Episode 23, 16 July 2018
广东时时彩投注 www.dej6f.com.cn At least 30 female sports reporters were harassed on air at the FIFA World Cup in Russia
MARTIN TYLER: France are the 2018 World Cup champions.
Let their party begin.
— SBS, 16 July, 2018
Hello, I抦 Paul Barry, welcome to Media Watch. And congratulations to France on an exciting World Cup win.
But no congratulations to this soccer fan who groped Julieth Gonzalez Theran from Deutsche Welle, in the early days of the competition, as she reported live from Moscow:
*SPEAKING IN SPANISH*
— DW News, 21 June, 2018
And no trophy for this 揻an?harassing France 24抯 Kethevane Gorjestani outside the Russia v Uruguay game:
KETHEVANE GORJESTANI: ?the Russians, the top of this group ?BR>
?they had two goals in the first half by Luis Su醨ez ?BR>
MAN: We are the champions!
— France 24, 25 June, 2018
You抎 like to think that those would be isolated incidents.
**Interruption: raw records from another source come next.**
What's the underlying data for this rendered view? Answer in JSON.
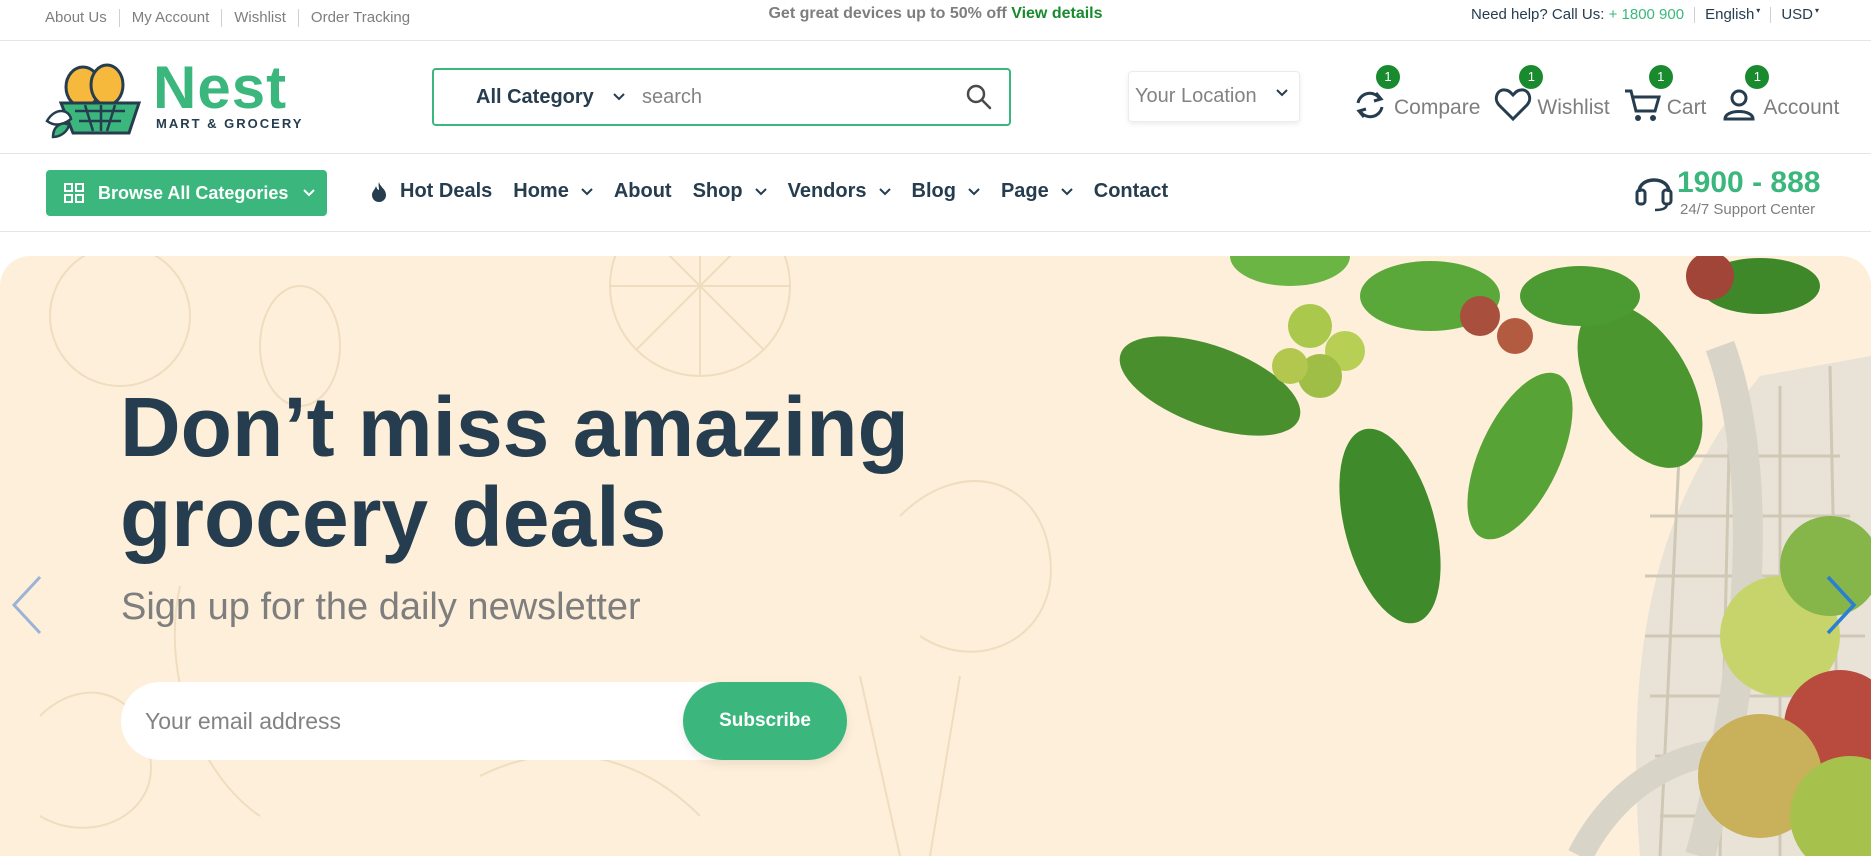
{
  "topbar": {
    "links": [
      "About Us",
      "My Account",
      "Wishlist",
      "Order Tracking"
    ],
    "promo_text": "Get great devices up to 50% off",
    "promo_link": "View details",
    "help_text": "Need help? Call Us:",
    "help_phone": "+ 1800 900",
    "language": "English",
    "currency": "USD"
  },
  "header": {
    "logo_name": "Nest",
    "logo_sub": "MART & GROCERY",
    "search": {
      "category": "All Category",
      "placeholder": "search"
    },
    "location_placeholder": "Your Location",
    "actions": [
      {
        "label": "Compare",
        "count": "1",
        "icon": "compare-icon"
      },
      {
        "label": "Wishlist",
        "count": "1",
        "icon": "heart-icon"
      },
      {
        "label": "Cart",
        "count": "1",
        "icon": "cart-icon"
      },
      {
        "label": "Account",
        "count": "1",
        "icon": "user-icon"
      }
    ]
  },
  "nav": {
    "browse_label": "Browse All Categories",
    "items": [
      "Hot Deals",
      "Home",
      "About",
      "Shop",
      "Vendors",
      "Blog",
      "Page",
      "Contact"
    ],
    "support_number": "1900 - 888",
    "support_label": "24/7 Support Center"
  },
  "hero": {
    "title_line1": "Don’t miss amazing",
    "title_line2": "grocery deals",
    "subtitle": "Sign up for the daily newsletter",
    "email_placeholder": "Your email address",
    "subscribe_label": "Subscribe"
  },
  "colors": {
    "brand_green": "#3bb77e",
    "badge_green": "#1a8a2e",
    "heading": "#253d4e",
    "muted": "#7e7e7e",
    "hero_bg": "#fdefd9"
  }
}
But sadly, there were many more of the same. Indeed, according to FIFA:
PIARA POWAR: ?there have been 30-plus female reporters at the World Cup who have been accosted while on air ?BR>
— FIFA TV Press, 11 July, 2018
One of those reporters was Brazilian journalist Julia Guimar鉫s, who was hailed as a hero for standing up to the man who was harassing her:
JULIA GUIMAR肊S: Don抰 do this. Never do this again, OK? Don抰 do this. I don抰 allow you to do that. Never, OK? This is not polite, this is not right.
— The Guardian, 25 June, 2018
And Deutsche Welle抯 Julieth Gonzalez Theran, who was grabbed on the breast and kissed, even received an apology:
MAN: I抦 really sorry ?BR>
I hope that you will never face another such incident in your career.
— DW News, 22 June, 2018
If only that turned out to be true.
But as Kethevane Gorjestani told France 24, it is not very likely:
KETHEVANE GORJESTANI: Unfortunately, these types of behaviours from fans are nothing new and they抮e actually pretty common.
The sad thing is that I抳e personally come to find it a little bit, not the groping of course, but the kisses, the unwanted hugs, I抳e come to see it as unfortunately a part of the job. And I think that in these past few days, seeing the reaction of my colleagues and some of the other female reporters here, I realise that no, it抯 not a part of the job, it抯 not normal and I shouldn抰 have to put up with that.
— France 24, 29 June, 2018
And that is a message from a group of Brazilian journalists who, fed up with the groping and the kissing, have started an online campaign called Let Her Work.
But it抯 not just female reporters in Russia who copped it. Female commentators did too.
Covering her second World Cup, SBS抯 Lucy Zelic was again slammed on social media, this time for daring to pronounce players?names correctly:
God lucy zelic needs to wrap it up with this fake accent shit, so infuriating
— Twitter, @boortzum, 21 June, 2018
And some colleagues in the mainstream media also went for her:
?there抯 a line beyond which you just sound like a show-off.
It抯 not about pronunciation. It抯 about pretension.
— The Sunday Telegraph, 1 July, 2018
Meanwhile, BBC commentator Vicki Sparks was criticised by former Chelsea player Jason Cundy for ?wait for it ?having a female voice:
JASON CUNDY: ?I抎 prefer to hear a male voice when watching football. For 90 minutes of hearing a high-pitched tone, isn抰 really what I抎 like to hear. And when there抯 a moment of drama, as there often is in football, that moment, actually, I think needs to be done with a slightly lower voice
PIERS MORGAN: ?my only criteria, Jason, you see, is not that they抮e male or female, is do they know what they抮e talking about.
JASON CUNDY: Oh no, this has nothing to do with her ?
PIERS MORGAN: Your annoyance appears to be because they have too pitchy voices ?BR>
JASON CUNDY: Yes it is.
PIERS MORGAN: ?even though yours is just as pitchy. Which seems to make you a sexist pig!
— Good Morning Britain, ITV, 25 June, 2018
Rare to find myself agreeing with Piers Morgan. But clearly, we have a long way to go before those trailblazing female football journalists are treated with respect.